Von der Rauchmelderpflicht profitieren Immobiliendienstleister wie die Firma Techem, die Gas-, Heizung- und Wasserzähler ablesen. Hinzu kommt jetzt das neue Geschäftsfeld des Rauchmelderservices. Vermieter oder Hausverwaltungen greifen gerne auf die Dienste solcher Firmen zurück - zum Leidwesen der Mieter. Denn die anfallen Kosten werden als Teil der Umlagekosten an den Mieter weitergegeben. Es besteht also kein Bedarf, das günstigste Angebot zu wählen.

Beispielrechnung:

Die Firma Techem bietet an, vier Rauchmelder für 208 Euro (netto) zu installieren. Der Wartungsservice per Funk (niemand muss in die Wohnung) kostet jährlich 15 Euro.

Bei entsprechender Umlage trägt ein Einzelmieter die Gesamtkosten von 223 Euro (netto). Bei einem Mehrparteien-Haus werden die Kosten nach Anteil der Wohnfläche umgelegt.

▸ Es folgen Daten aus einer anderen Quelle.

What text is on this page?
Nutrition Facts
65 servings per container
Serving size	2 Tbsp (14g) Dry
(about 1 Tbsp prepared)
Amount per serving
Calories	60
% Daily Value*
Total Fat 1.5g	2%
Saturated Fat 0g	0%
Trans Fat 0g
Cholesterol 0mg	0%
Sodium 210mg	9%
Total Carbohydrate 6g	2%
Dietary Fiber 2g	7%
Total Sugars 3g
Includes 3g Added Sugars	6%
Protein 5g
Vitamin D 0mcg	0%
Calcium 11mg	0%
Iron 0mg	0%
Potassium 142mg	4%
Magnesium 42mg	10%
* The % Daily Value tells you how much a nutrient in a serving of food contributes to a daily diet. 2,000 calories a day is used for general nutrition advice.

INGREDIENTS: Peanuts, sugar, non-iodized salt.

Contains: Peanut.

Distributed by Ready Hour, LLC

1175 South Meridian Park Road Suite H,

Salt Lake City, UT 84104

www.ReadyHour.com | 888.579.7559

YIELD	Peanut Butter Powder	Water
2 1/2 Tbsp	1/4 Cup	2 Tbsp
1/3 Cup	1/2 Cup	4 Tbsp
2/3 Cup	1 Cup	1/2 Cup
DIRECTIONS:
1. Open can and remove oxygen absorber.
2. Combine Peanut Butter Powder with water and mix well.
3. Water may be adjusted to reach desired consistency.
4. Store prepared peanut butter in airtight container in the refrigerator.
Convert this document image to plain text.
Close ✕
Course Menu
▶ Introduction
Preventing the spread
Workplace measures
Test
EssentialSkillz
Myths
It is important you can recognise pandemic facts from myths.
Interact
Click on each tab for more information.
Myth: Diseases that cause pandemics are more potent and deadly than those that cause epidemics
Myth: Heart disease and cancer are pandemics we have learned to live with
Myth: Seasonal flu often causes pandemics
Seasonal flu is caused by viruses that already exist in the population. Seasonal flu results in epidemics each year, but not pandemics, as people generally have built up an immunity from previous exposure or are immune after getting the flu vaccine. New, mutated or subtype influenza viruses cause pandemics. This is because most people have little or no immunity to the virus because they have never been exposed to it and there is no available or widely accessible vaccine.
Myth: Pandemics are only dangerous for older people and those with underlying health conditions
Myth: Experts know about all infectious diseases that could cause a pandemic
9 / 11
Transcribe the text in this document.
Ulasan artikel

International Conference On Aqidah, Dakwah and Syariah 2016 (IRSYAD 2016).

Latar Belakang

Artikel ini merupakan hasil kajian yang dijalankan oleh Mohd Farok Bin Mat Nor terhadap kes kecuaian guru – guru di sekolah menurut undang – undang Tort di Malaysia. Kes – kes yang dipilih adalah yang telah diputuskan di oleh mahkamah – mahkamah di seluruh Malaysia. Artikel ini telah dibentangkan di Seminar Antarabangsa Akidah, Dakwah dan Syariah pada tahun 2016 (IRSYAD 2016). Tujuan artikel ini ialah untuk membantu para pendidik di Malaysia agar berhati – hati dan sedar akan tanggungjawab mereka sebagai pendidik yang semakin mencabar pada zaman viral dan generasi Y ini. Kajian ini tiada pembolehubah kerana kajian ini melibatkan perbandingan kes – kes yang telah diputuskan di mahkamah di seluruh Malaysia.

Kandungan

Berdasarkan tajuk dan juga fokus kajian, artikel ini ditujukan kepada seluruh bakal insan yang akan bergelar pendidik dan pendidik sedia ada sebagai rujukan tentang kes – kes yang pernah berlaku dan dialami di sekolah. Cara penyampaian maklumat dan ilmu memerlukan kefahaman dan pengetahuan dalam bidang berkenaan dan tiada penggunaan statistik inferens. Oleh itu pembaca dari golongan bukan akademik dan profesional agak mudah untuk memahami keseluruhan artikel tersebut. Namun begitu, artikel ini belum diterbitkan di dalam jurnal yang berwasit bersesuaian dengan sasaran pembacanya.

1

Im Vergleich zum einmaligen Kauf von Geräten á 20 Euro und bei Selbsdurchführung der jährlichen Funktionsprüfung entstehen hier deutlich höhere Kosten.

Inwieweit Mieter bei der Anschaffung & Wartung der Rauchmelder ein Mitspracherecht haben, ist umstritten. Sollten die Geräte auf eigene Kosten angeschafft und eingebaut werden, riskiert der Mieter, dass der Vermieter nein sagt und seine eigenen Geräte installiert. 

Mieterbund mahnt zur Vorsicht

Die Umlagefähigkeit von Mietkosten für Rauchmelder ist rechtlich umstritten. Der Mieterbund mahnt deshalb zur Vorsicht und rät Mietern die Zulässigkeit der Umlage zu prüfen. Unter Umständen sind Sie als Mieter nicht zur Zahlung verpflichtet. Denn die Rauchmelder-Miete muss als Betriebskosten klar definiert sein. Alle Änderungen müssen rechtzeitig angekündigt werden.

Fazit

  • Die Anschaffungskosten und Wartungskosten für Rauchmelder sind eigentlich gering. Gute Geräte sind bereits ab 20 Euro zu haben. Die Wartung beinhaltet die jährliche Funktionsprüfung und Sichtprüfung sowie ggf. einen Batteriewechsel.

  • Die Investitionskosten für die Rauchmelder trägt zunächst der Vermieter. Die Anschaffung von Rauchmeldern gilt jedoch als Modernisierungsmaßnahme. 11 Prozent der Kosten können auf die Jahresmiete umgelegt werden.

  • Viele Vermieter oder Hausverwaltungen engagieren Firmen für die Installation und Wartung der Geräte. Dabei werden die Geräte oftmals nicht gekauft, sondern gemietet. Im Gegensatz zum Selbstkauf/Selbstmontage fallen hier deutlich höhere Kosten an. Leidtragende sind jedoch die Mieter, da der Vermieter die Kosten als Betriebskosten umlegt.  Allerdings ist die Umlagefähigkeit von Mietkosten für Rauchmelder rechtlich umstritten. 

  • Anschaffung/Installation von Rauchmeldern und Wartung von Rauchmeldern sind zwei unterschiedliche Kostenarten. Ersteres ist eine Modernisierungsmaßnahme und verursacht eine Mieterhöhung. Zweiteres sind jährliche Betriebskosten.